In between taking a spin class, drinking her morning coffee and teaching COM 230, Dr. Emily Winderman can be found working on research involving the midwifery movement.
Dr. Winderman, an assistant professor in the department, began teaching at NC State in August and said, “It’s so wonderful. I love the students. I love my faculty and colleagues — it’s been a really amazing year so far.”
When she completed her undergraduate degree, it was about the time the economy crashed and there weren’t many jobs, so she decided to pursue a master’s degree. It was then she discovered her love for teaching because it combined her performance background with learning.
“I want to be the instructor that people don’t necessarily love at the time because I kind of make their lives a little bit miserable, but I really want to be the person five years from now where they’re like, ‘Wow, I’m so happy I did that,’” Dr. Winderman said. “It’s kind of hard because you want instant gratification — you want all your students to love every minute. But it’s hard to take yourself out of that too.”
Dr. Winderman said she wants to be someone who is rigorous, yet fair and compassionate toward her students. She hopes to strike the balance of being there for them but not letting that spill over into not being accountable for assignments.
When she’s not at NC State teaching, Dr. Winderman is working on several different research projects. Her main research project focuses on the midwifery movement. She studies this through speeches and public addresses because she likes to build history based upon what speech is circulating publicly.
Dr. Winderman is closely studying a woman doctor from the 1890s. “She was already unique because back then the predominately male doctors started the American Medical Association, and they were slowly but surely kicking women out of the domain of childbirth,” she said. “Doctors wouldn’t want to attend to women because it took a long time, and it wasn’t really profitable for them.”
As the AMA started delegitimizing midwives by connecting them to “dirty immigrants,” she took interest in this woman because she was a doctor and not a midwife. Dr. Winderman studied the doctor’s speeches that discussed the surroundings of where women gave birth and her concerns for how unsanitary they were. Unfortunately, she said, what happened was that even though she was leveraging this accusation to both doctors and midwives, the audience at the conference only heard “midwives.”

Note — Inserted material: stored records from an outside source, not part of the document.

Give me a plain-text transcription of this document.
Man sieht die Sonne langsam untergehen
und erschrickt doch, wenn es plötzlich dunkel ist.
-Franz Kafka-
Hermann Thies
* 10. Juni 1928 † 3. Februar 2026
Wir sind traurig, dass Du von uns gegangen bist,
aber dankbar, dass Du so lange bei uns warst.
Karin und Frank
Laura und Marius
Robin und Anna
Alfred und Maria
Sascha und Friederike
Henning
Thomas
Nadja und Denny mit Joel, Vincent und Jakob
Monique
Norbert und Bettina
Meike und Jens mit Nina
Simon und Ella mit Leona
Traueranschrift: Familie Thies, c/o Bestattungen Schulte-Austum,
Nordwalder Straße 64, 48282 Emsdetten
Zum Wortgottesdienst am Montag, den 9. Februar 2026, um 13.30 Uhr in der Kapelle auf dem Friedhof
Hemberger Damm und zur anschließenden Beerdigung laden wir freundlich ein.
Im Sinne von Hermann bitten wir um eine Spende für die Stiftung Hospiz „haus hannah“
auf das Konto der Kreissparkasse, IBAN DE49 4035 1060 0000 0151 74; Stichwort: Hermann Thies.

“One of my projects is closely analyzing that speech to look at why doctors didn’t see themselves as complicit in some of the unsanitary surroundings that women were giving birth in,” she said.
Dr. Winderman decided to focus her research on midwifery because she’s interested in the rhetoric of reproduction and the different ways humans deal with birth in different cultures.
“I’m interested in birth control, to abortion, to midwifery, basically that entire span, to look at how women’s bodies are very closely managed, and in some ways where women resist that imperative to birth on a particular time frame,” she said.
The challenging part about her research is that it’s not linear. She said it isn’t procedural, so it’s difficult knowing when to leave one stage and start on the next stage.
“There’s so much information out there to read,” she said. “I’d say the biggest challenge is setting the limits of when to move on and say, ‘I’ve done enough to start writing.’”
During her research, Dr. Winderman looks at public emotion. She studies speeches through different types of emotion, such as disgust, sympathy, sadness, shame and anger.
Dr. Winderman, who often has her two dogs by her side as she works, said she embodies all the emotions she studies. One night, she couldn’t even bare to do the dishes because her disgust reflex was so strong, and when she studies anger, she feels energized. How she responds to her findings and seeing how the research has practical applications is what she finds most interesting.